Back in the days of my pious punk youth, St. Ian of Fugazi sang, “You can’t be what you were. So you better start being just what you are.” While I never forgot those words, I didn’t really act on them until recently. Now I feel a sense of urgency as I return to the sentiment again and again, like a mantra or a prayer. Carpe diem, carpe dazzle. Big or little, at our ideal size or far from it, this is the only show we get, no turning back.

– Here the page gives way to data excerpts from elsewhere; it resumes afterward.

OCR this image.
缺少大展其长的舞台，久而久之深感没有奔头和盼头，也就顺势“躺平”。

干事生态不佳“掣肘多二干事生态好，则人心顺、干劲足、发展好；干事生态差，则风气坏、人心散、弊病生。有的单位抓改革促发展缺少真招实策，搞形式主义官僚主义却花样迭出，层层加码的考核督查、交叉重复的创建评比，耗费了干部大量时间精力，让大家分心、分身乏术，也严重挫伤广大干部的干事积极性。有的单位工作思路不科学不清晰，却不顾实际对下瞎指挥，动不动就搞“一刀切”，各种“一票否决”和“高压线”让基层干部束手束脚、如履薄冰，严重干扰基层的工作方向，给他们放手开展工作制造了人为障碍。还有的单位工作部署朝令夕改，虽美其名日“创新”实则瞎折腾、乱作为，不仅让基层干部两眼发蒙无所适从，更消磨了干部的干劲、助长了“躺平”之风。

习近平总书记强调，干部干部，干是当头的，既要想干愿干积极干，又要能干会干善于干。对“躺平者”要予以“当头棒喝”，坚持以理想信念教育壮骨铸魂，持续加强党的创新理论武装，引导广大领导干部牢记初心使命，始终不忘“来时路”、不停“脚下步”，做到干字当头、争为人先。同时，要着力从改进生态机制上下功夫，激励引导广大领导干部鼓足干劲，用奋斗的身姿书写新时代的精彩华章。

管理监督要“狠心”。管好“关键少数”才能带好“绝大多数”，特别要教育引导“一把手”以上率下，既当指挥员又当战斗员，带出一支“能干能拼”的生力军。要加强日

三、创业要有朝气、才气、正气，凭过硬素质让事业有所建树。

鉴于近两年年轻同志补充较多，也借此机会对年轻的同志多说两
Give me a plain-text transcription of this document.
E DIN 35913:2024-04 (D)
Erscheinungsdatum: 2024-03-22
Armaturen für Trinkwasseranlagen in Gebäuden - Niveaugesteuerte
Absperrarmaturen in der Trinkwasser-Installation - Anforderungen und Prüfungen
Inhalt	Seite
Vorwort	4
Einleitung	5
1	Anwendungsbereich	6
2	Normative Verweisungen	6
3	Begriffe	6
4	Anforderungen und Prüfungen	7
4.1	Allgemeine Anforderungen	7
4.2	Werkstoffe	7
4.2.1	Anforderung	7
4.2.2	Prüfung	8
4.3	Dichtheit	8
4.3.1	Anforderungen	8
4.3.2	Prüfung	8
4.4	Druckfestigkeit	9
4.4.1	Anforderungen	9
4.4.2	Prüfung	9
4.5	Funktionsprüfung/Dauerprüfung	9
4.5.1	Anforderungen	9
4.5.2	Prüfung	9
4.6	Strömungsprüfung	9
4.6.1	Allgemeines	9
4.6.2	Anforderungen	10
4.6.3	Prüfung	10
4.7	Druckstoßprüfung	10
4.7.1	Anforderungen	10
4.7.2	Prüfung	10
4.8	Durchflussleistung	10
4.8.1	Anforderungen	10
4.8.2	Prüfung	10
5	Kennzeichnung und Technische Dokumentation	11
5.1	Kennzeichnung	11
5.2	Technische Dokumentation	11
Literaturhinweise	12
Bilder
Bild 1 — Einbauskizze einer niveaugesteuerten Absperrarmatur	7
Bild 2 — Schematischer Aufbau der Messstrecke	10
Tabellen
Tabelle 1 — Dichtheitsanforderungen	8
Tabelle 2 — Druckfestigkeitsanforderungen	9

There is a spirituality to every kind of theater, and what, I ask you, is more theatrical than a woman doing her best to work it? Costume, makeup, inhabiting a role so thoroughly you’re transformed by it — it’s all there. God’s loving acceptance is a come-as-you-are proposition, but it’s my secretly held belief that every time you step out in something a little flashy, a million glittery angels chorus a resounding “Yes!” Then you peel off the false lashes, get back into your jeans and boots or yoga pants and roll onward, refreshed and inspired by the knowledge that somewhere between God and glamour, grace prevails.
Here’s what I know, this New Year, for sure: Darlings, it’s later than you think. Always. But there’s still plenty of time. Slip the red dress from the hanger. Tuck the silk flower behind your ear. Hide the scale and head out the door. The rest of your one and only life is waiting.